Past and future always seem to tear at us meaningfully, don't they? But these planets have very little real sway on the actual passage of life on Earth, and of the solar system. There is only the sun, the asteroid belt, Jupiter, and Earth. The rest is superfluous. So it is on the solar system, so is it on the court. The past contributes the form and the future contributes the literature, but the content is all in the present.
Speaking of which, the sun is the radiating fusion of coaches Popovich and Brown, that manage most of the gravitational infrastructure of the game. That radiation of light and heat, fuelling ecosystems of talent and belief, prevents too much coldness and stagnation from reaching the players. Mike Brown's rays are more distant than Pop's: though warm, his influence is by and large to create sunspots and storms on Shaq and Ilgauskas - the only way for us to view fully Mike Brown's great folly and absurdity.
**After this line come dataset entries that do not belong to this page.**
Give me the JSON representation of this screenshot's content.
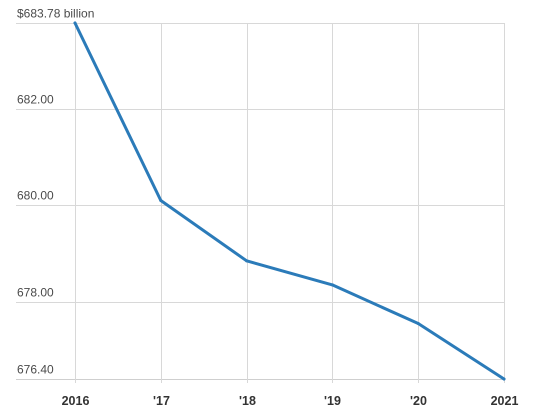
{
  "chart_data": {
    "type": "line",
    "x": [
      "2016",
      "'17",
      "'18",
      "'19",
      "'20",
      "2021"
    ],
    "series": [
      {
        "values": [
          683.78,
          680.1,
          678.85,
          678.35,
          677.55,
          676.4
        ]
      }
    ],
    "y_ticks": [
      {
        "value": 683.78,
        "label": "$683.78 billion"
      },
      {
        "value": 682.0,
        "label": "682.00"
      },
      {
        "value": 680.0,
        "label": "680.00"
      },
      {
        "value": 678.0,
        "label": "678.00"
      },
      {
        "value": 676.4,
        "label": "676.40"
      }
    ],
    "ylim": [
      676.4,
      683.78
    ],
    "grid": true,
    "line_color": "#2b7bb9"
  }
}
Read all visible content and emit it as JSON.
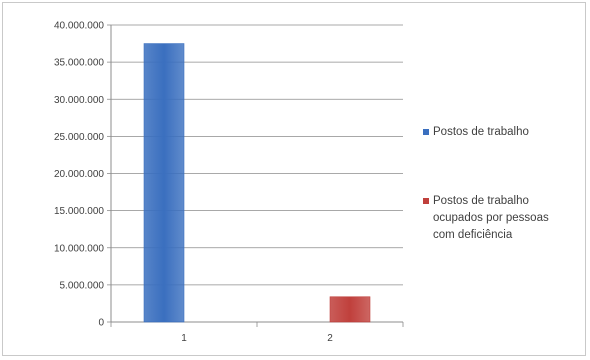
{
  "chart_data": {
    "type": "bar",
    "categories": [
      "1",
      "2"
    ],
    "series": [
      {
        "name": "Postos de trabalho",
        "color": "#3a6fbf",
        "values": [
          37500000,
          null
        ]
      },
      {
        "name": "Postos de trabalho ocupados por pessoas com deficiência",
        "color": "#c0403c",
        "values": [
          null,
          3400000
        ]
      }
    ],
    "ylim": [
      0,
      40000000
    ],
    "yticks": [
      "0",
      "5.000.000",
      "10.000.000",
      "15.000.000",
      "20.000.000",
      "25.000.000",
      "30.000.000",
      "35.000.000",
      "40.000.000"
    ],
    "grid": true,
    "legend_position": "right",
    "legend": [
      {
        "lines": [
          "Postos de trabalho"
        ],
        "color": "#3a6fbf"
      },
      {
        "lines": [
          "Postos de trabalho",
          "ocupados por pessoas",
          "com deficiência"
        ],
        "color": "#c0403c"
      }
    ]
  }
}
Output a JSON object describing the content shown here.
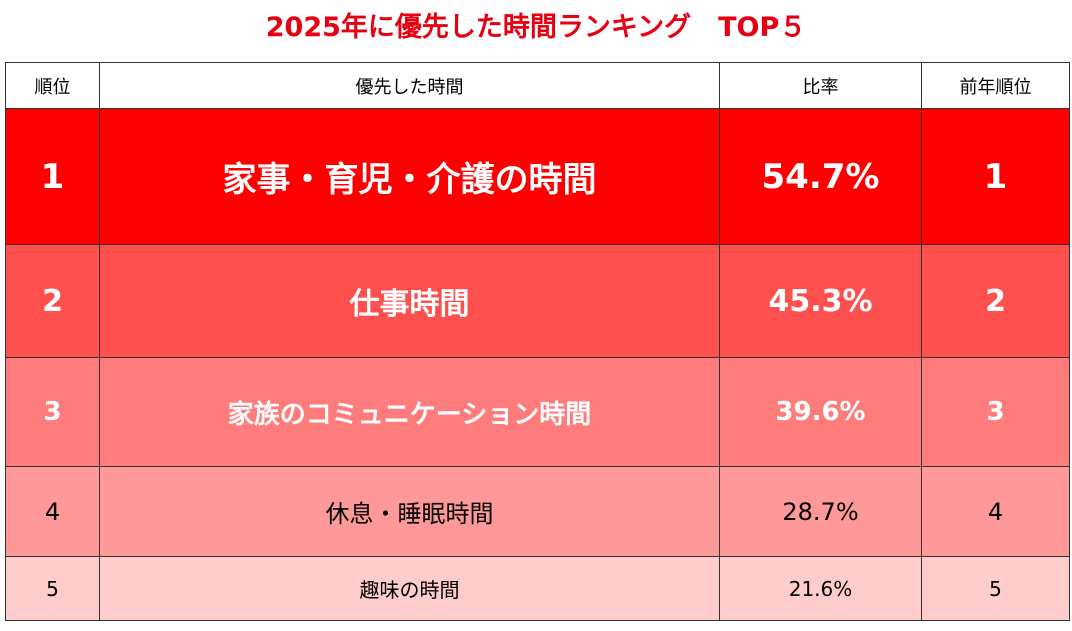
{
  "title": "2025年に優先した時間ランキング　TOP５",
  "table": {
    "header": [
      "順位",
      "優先した時間",
      "比率",
      "前年順位"
    ],
    "rows": [
      [
        "1",
        "家事・育児・介護の時間",
        "54.7%",
        "1"
      ],
      [
        "2",
        "仕事時間",
        "45.3%",
        "2"
      ],
      [
        "3",
        "家族のコミュニケーション時間",
        "39.6%",
        "3"
      ],
      [
        "4",
        "休息・睡眠時間",
        "28.7%",
        "4"
      ],
      [
        "5",
        "趣味の時間",
        "21.6%",
        "5"
      ]
    ]
  }
}
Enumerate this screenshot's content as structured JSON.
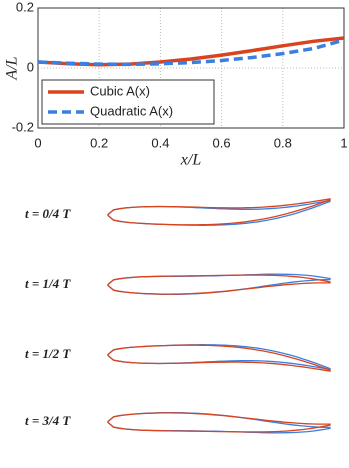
{
  "chart_data": {
    "type": "line",
    "xlabel": "x/L",
    "ylabel": "A/L",
    "x": [
      0,
      0.1,
      0.2,
      0.3,
      0.4,
      0.5,
      0.6,
      0.7,
      0.8,
      0.9,
      1
    ],
    "series": [
      {
        "name": "Cubic A(x)",
        "color": "#d9431e",
        "style": "solid",
        "values": [
          0.02,
          0.014,
          0.011,
          0.013,
          0.02,
          0.03,
          0.043,
          0.058,
          0.074,
          0.089,
          0.1
        ]
      },
      {
        "name": "Quadratic A(x)",
        "color": "#3b7fe0",
        "style": "dashed",
        "values": [
          0.02,
          0.016,
          0.013,
          0.012,
          0.014,
          0.018,
          0.025,
          0.035,
          0.048,
          0.065,
          0.093
        ]
      }
    ],
    "xlim": [
      0,
      1
    ],
    "xticks": [
      0,
      0.2,
      0.4,
      0.6,
      0.8,
      1
    ],
    "ylim": [
      -0.2,
      0.2
    ],
    "yticks": [
      -0.2,
      0,
      0.2
    ],
    "grid": true,
    "legend": "lower left"
  },
  "snapshots": [
    "t = 0/4 T",
    "t = 1/4 T",
    "t = 1/2 T",
    "t = 3/4 T"
  ]
}
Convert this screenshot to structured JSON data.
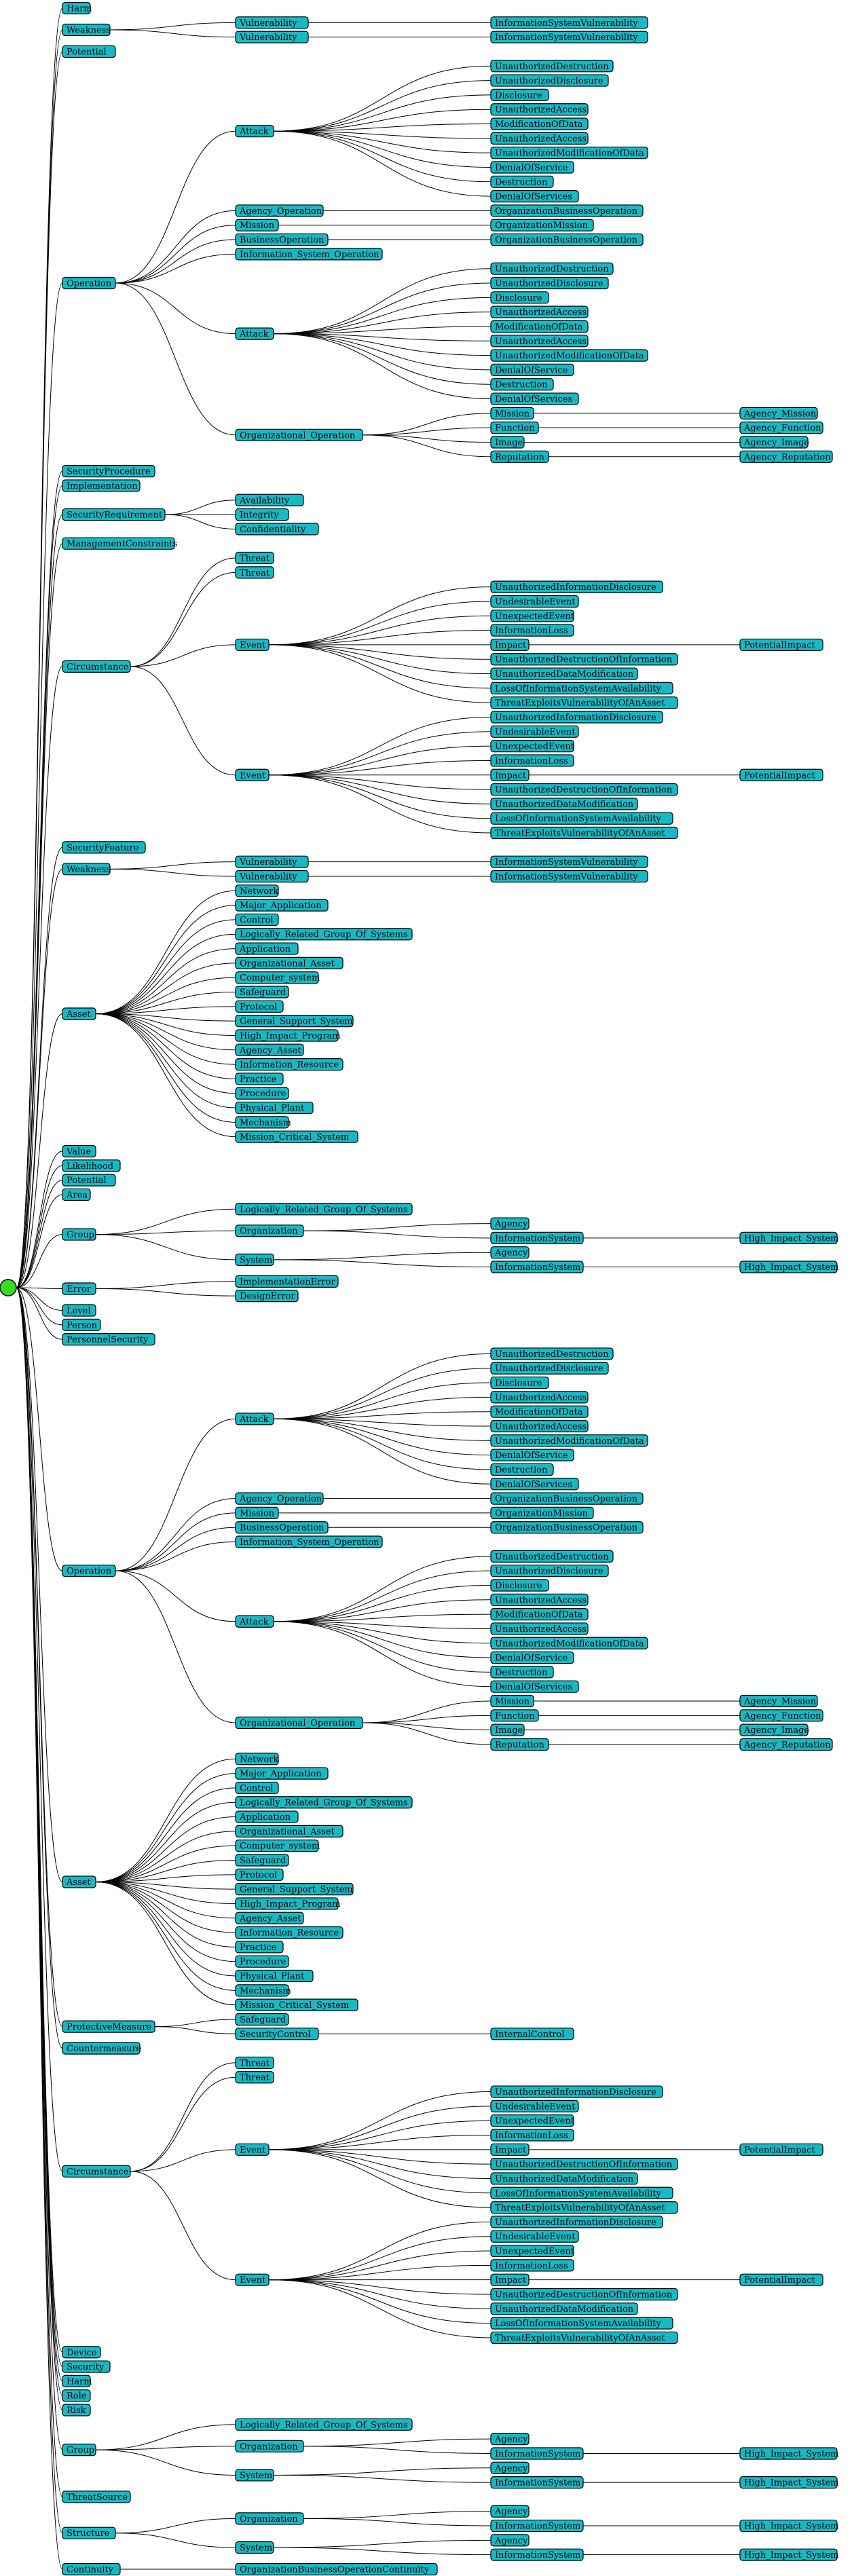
{
  "tree": {
    "label": "",
    "children": [
      {
        "label": "Harm"
      },
      {
        "label": "Weakness",
        "children": [
          {
            "label": "Vulnerability",
            "children": [
              {
                "label": "InformationSystemVulnerability"
              }
            ]
          },
          {
            "label": "Vulnerability",
            "children": [
              {
                "label": "InformationSystemVulnerability"
              }
            ]
          }
        ]
      },
      {
        "label": "Potential"
      },
      {
        "label": "Operation",
        "children": [
          {
            "label": "Attack",
            "children": [
              {
                "label": "UnauthorizedDestruction"
              },
              {
                "label": "UnauthorizedDisclosure"
              },
              {
                "label": "Disclosure"
              },
              {
                "label": "UnauthorizedAccess"
              },
              {
                "label": "ModificationOfData"
              },
              {
                "label": "UnauthorizedAccess"
              },
              {
                "label": "UnauthorizedModificationOfData"
              },
              {
                "label": "DenialOfService"
              },
              {
                "label": "Destruction"
              },
              {
                "label": "DenialOfServices"
              }
            ]
          },
          {
            "label": "Agency_Operation",
            "children": [
              {
                "label": "OrganizationBusinessOperation"
              }
            ]
          },
          {
            "label": "Mission",
            "children": [
              {
                "label": "OrganizationMission"
              }
            ]
          },
          {
            "label": "BusinessOperation",
            "children": [
              {
                "label": "OrganizationBusinessOperation"
              }
            ]
          },
          {
            "label": "Information_System_Operation"
          },
          {
            "label": "Attack",
            "children": [
              {
                "label": "UnauthorizedDestruction"
              },
              {
                "label": "UnauthorizedDisclosure"
              },
              {
                "label": "Disclosure"
              },
              {
                "label": "UnauthorizedAccess"
              },
              {
                "label": "ModificationOfData"
              },
              {
                "label": "UnauthorizedAccess"
              },
              {
                "label": "UnauthorizedModificationOfData"
              },
              {
                "label": "DenialOfService"
              },
              {
                "label": "Destruction"
              },
              {
                "label": "DenialOfServices"
              }
            ]
          },
          {
            "label": "Organizational_Operation",
            "children": [
              {
                "label": "Mission",
                "children": [
                  {
                    "label": "Agency_Mission"
                  }
                ]
              },
              {
                "label": "Function",
                "children": [
                  {
                    "label": "Agency_Function"
                  }
                ]
              },
              {
                "label": "Image",
                "children": [
                  {
                    "label": "Agency_Image"
                  }
                ]
              },
              {
                "label": "Reputation",
                "children": [
                  {
                    "label": "Agency_Reputation"
                  }
                ]
              }
            ]
          }
        ]
      },
      {
        "label": "SecurityProcedure"
      },
      {
        "label": "Implementation"
      },
      {
        "label": "SecurityRequirement",
        "children": [
          {
            "label": "Availability"
          },
          {
            "label": "Integrity"
          },
          {
            "label": "Confidentiality"
          }
        ]
      },
      {
        "label": "ManagementConstraints"
      },
      {
        "label": "Circumstance",
        "children": [
          {
            "label": "Threat"
          },
          {
            "label": "Threat"
          },
          {
            "label": "Event",
            "children": [
              {
                "label": "UnauthorizedInformationDisclosure"
              },
              {
                "label": "UndesirableEvent"
              },
              {
                "label": "UnexpectedEvent"
              },
              {
                "label": "InformationLoss"
              },
              {
                "label": "Impact",
                "children": [
                  {
                    "label": "PotentialImpact"
                  }
                ]
              },
              {
                "label": "UnauthorizedDestructionOfInformation"
              },
              {
                "label": "UnauthorizedDataModification"
              },
              {
                "label": "LossOfInformationSystemAvailability"
              },
              {
                "label": "ThreatExploitsVulnerabilityOfAnAsset"
              }
            ]
          },
          {
            "label": "Event",
            "children": [
              {
                "label": "UnauthorizedInformationDisclosure"
              },
              {
                "label": "UndesirableEvent"
              },
              {
                "label": "UnexpectedEvent"
              },
              {
                "label": "InformationLoss"
              },
              {
                "label": "Impact",
                "children": [
                  {
                    "label": "PotentialImpact"
                  }
                ]
              },
              {
                "label": "UnauthorizedDestructionOfInformation"
              },
              {
                "label": "UnauthorizedDataModification"
              },
              {
                "label": "LossOfInformationSystemAvailability"
              },
              {
                "label": "ThreatExploitsVulnerabilityOfAnAsset"
              }
            ]
          }
        ]
      },
      {
        "label": "SecurityFeature"
      },
      {
        "label": "Weakness",
        "children": [
          {
            "label": "Vulnerability",
            "children": [
              {
                "label": "InformationSystemVulnerability"
              }
            ]
          },
          {
            "label": "Vulnerability",
            "children": [
              {
                "label": "InformationSystemVulnerability"
              }
            ]
          }
        ]
      },
      {
        "label": "Asset",
        "children": [
          {
            "label": "Network"
          },
          {
            "label": "Major_Application"
          },
          {
            "label": "Control"
          },
          {
            "label": "Logically_Related_Group_Of_Systems"
          },
          {
            "label": "Application"
          },
          {
            "label": "Organizational_Asset"
          },
          {
            "label": "Computer_system"
          },
          {
            "label": "Safeguard"
          },
          {
            "label": "Protocol"
          },
          {
            "label": "General_Support_System"
          },
          {
            "label": "High_Impact_Program"
          },
          {
            "label": "Agency_Asset"
          },
          {
            "label": "Information_Resource"
          },
          {
            "label": "Practice"
          },
          {
            "label": "Procedure"
          },
          {
            "label": "Physical_Plant"
          },
          {
            "label": "Mechanism"
          },
          {
            "label": "Mission_Critical_System"
          }
        ]
      },
      {
        "label": "Value"
      },
      {
        "label": "Likelihood"
      },
      {
        "label": "Potential"
      },
      {
        "label": "Area"
      },
      {
        "label": "Group",
        "children": [
          {
            "label": "Logically_Related_Group_Of_Systems"
          },
          {
            "label": "Organization",
            "children": [
              {
                "label": "Agency"
              },
              {
                "label": "InformationSystem",
                "children": [
                  {
                    "label": "High_Impact_System"
                  }
                ]
              }
            ]
          },
          {
            "label": "System",
            "children": [
              {
                "label": "Agency"
              },
              {
                "label": "InformationSystem",
                "children": [
                  {
                    "label": "High_Impact_System"
                  }
                ]
              }
            ]
          }
        ]
      },
      {
        "label": "Error",
        "children": [
          {
            "label": "ImplementationError"
          },
          {
            "label": "DesignError"
          }
        ]
      },
      {
        "label": "Level"
      },
      {
        "label": "Person"
      },
      {
        "label": "PersonnelSecurity"
      },
      {
        "label": "Operation",
        "children": [
          {
            "label": "Attack",
            "children": [
              {
                "label": "UnauthorizedDestruction"
              },
              {
                "label": "UnauthorizedDisclosure"
              },
              {
                "label": "Disclosure"
              },
              {
                "label": "UnauthorizedAccess"
              },
              {
                "label": "ModificationOfData"
              },
              {
                "label": "UnauthorizedAccess"
              },
              {
                "label": "UnauthorizedModificationOfData"
              },
              {
                "label": "DenialOfService"
              },
              {
                "label": "Destruction"
              },
              {
                "label": "DenialOfServices"
              }
            ]
          },
          {
            "label": "Agency_Operation",
            "children": [
              {
                "label": "OrganizationBusinessOperation"
              }
            ]
          },
          {
            "label": "Mission",
            "children": [
              {
                "label": "OrganizationMission"
              }
            ]
          },
          {
            "label": "BusinessOperation",
            "children": [
              {
                "label": "OrganizationBusinessOperation"
              }
            ]
          },
          {
            "label": "Information_System_Operation"
          },
          {
            "label": "Attack",
            "children": [
              {
                "label": "UnauthorizedDestruction"
              },
              {
                "label": "UnauthorizedDisclosure"
              },
              {
                "label": "Disclosure"
              },
              {
                "label": "UnauthorizedAccess"
              },
              {
                "label": "ModificationOfData"
              },
              {
                "label": "UnauthorizedAccess"
              },
              {
                "label": "UnauthorizedModificationOfData"
              },
              {
                "label": "DenialOfService"
              },
              {
                "label": "Destruction"
              },
              {
                "label": "DenialOfServices"
              }
            ]
          },
          {
            "label": "Organizational_Operation",
            "children": [
              {
                "label": "Mission",
                "children": [
                  {
                    "label": "Agency_Mission"
                  }
                ]
              },
              {
                "label": "Function",
                "children": [
                  {
                    "label": "Agency_Function"
                  }
                ]
              },
              {
                "label": "Image",
                "children": [
                  {
                    "label": "Agency_Image"
                  }
                ]
              },
              {
                "label": "Reputation",
                "children": [
                  {
                    "label": "Agency_Reputation"
                  }
                ]
              }
            ]
          }
        ]
      },
      {
        "label": "Asset",
        "children": [
          {
            "label": "Network"
          },
          {
            "label": "Major_Application"
          },
          {
            "label": "Control"
          },
          {
            "label": "Logically_Related_Group_Of_Systems"
          },
          {
            "label": "Application"
          },
          {
            "label": "Organizational_Asset"
          },
          {
            "label": "Computer_system"
          },
          {
            "label": "Safeguard"
          },
          {
            "label": "Protocol"
          },
          {
            "label": "General_Support_System"
          },
          {
            "label": "High_Impact_Program"
          },
          {
            "label": "Agency_Asset"
          },
          {
            "label": "Information_Resource"
          },
          {
            "label": "Practice"
          },
          {
            "label": "Procedure"
          },
          {
            "label": "Physical_Plant"
          },
          {
            "label": "Mechanism"
          },
          {
            "label": "Mission_Critical_System"
          }
        ]
      },
      {
        "label": "ProtectiveMeasure",
        "children": [
          {
            "label": "Safeguard"
          },
          {
            "label": "SecurityControl",
            "children": [
              {
                "label": "InternalControl"
              }
            ]
          }
        ]
      },
      {
        "label": "Countermeasure"
      },
      {
        "label": "Circumstance",
        "children": [
          {
            "label": "Threat"
          },
          {
            "label": "Threat"
          },
          {
            "label": "Event",
            "children": [
              {
                "label": "UnauthorizedInformationDisclosure"
              },
              {
                "label": "UndesirableEvent"
              },
              {
                "label": "UnexpectedEvent"
              },
              {
                "label": "InformationLoss"
              },
              {
                "label": "Impact",
                "children": [
                  {
                    "label": "PotentialImpact"
                  }
                ]
              },
              {
                "label": "UnauthorizedDestructionOfInformation"
              },
              {
                "label": "UnauthorizedDataModification"
              },
              {
                "label": "LossOfInformationSystemAvailability"
              },
              {
                "label": "ThreatExploitsVulnerabilityOfAnAsset"
              }
            ]
          },
          {
            "label": "Event",
            "children": [
              {
                "label": "UnauthorizedInformationDisclosure"
              },
              {
                "label": "UndesirableEvent"
              },
              {
                "label": "UnexpectedEvent"
              },
              {
                "label": "InformationLoss"
              },
              {
                "label": "Impact",
                "children": [
                  {
                    "label": "PotentialImpact"
                  }
                ]
              },
              {
                "label": "UnauthorizedDestructionOfInformation"
              },
              {
                "label": "UnauthorizedDataModification"
              },
              {
                "label": "LossOfInformationSystemAvailability"
              },
              {
                "label": "ThreatExploitsVulnerabilityOfAnAsset"
              }
            ]
          }
        ]
      },
      {
        "label": "Device"
      },
      {
        "label": "Security"
      },
      {
        "label": "Harm"
      },
      {
        "label": "Role"
      },
      {
        "label": "Risk"
      },
      {
        "label": "Group",
        "children": [
          {
            "label": "Logically_Related_Group_Of_Systems"
          },
          {
            "label": "Organization",
            "children": [
              {
                "label": "Agency"
              },
              {
                "label": "InformationSystem",
                "children": [
                  {
                    "label": "High_Impact_System"
                  }
                ]
              }
            ]
          },
          {
            "label": "System",
            "children": [
              {
                "label": "Agency"
              },
              {
                "label": "InformationSystem",
                "children": [
                  {
                    "label": "High_Impact_System"
                  }
                ]
              }
            ]
          }
        ]
      },
      {
        "label": "ThreatSource"
      },
      {
        "label": "Structure",
        "children": [
          {
            "label": "Organization",
            "children": [
              {
                "label": "Agency"
              },
              {
                "label": "InformationSystem",
                "children": [
                  {
                    "label": "High_Impact_System"
                  }
                ]
              }
            ]
          },
          {
            "label": "System",
            "children": [
              {
                "label": "Agency"
              },
              {
                "label": "InformationSystem",
                "children": [
                  {
                    "label": "High_Impact_System"
                  }
                ]
              }
            ]
          }
        ]
      },
      {
        "label": "Continuity",
        "children": [
          {
            "label": "OrganizationBusinessOperationContinuity"
          }
        ]
      }
    ]
  },
  "colors": {
    "node_fill": "#18b9c4",
    "root_fill": "#33dd22",
    "edge": "#000000"
  }
}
Darnell Jackson is the very universe outside the Solar System. Naturally, the other teams are teams inside of Darnell Jackson. He rarely needs his uniform of red, unlike Mars, Jupiter, and Saturn - lacking form, it wouldn't make sense for him to put on a color, though he humors his coach by radiating half-assed but consistent Microwave Radiation. Third-string Darnell is a multiverse, and you may travel from one game to another, from one system to another, from one time to another, all of them sparsely distributed around the frail Darnell Jackson, who notices and feels effectively nothing.
They all follow the rules and the penalties implied, but the rules change from solar system to solar system, with different Gods officiating, different physical laws, and different conceptions of art and competition dominating, and through it all I wonder, on occasion, if it is all basketball anymore. To that I respond, half-weeping, that I don't know all of the games that planets play in their systems (pathologies are uncovered every day), and I suppose that all these different games and implications seem to me like words trapped, without easy compartment, in a strict 10-dimensional sonnet.
POSTSCRIPT:
For the sake of the image, there are a few notes to make here: Each dribble by Parker is a single orbit by the moon. Delonte West is a comet that displaces the ball with the precision of the finest watch, from or to the desired player, but he's inconsistent and scared and doesn't have an easy time outside the Solar System. "No Manu, no championship" spoke the sun. He knows something's wrong, and he's right. But Manu is Planet X, with a body as Tweaked as Starbury's mind. He is Planet X, and waits patiently on the bench for the sun to sub out Phobos, Matt Bonner, so that he can crash through the rim himself. But for our purposes all of this is neither here nor there, as the game's duration is on the order of eons for us.
Alright, I know I wrote this a couple years ago, but what in Christ is this?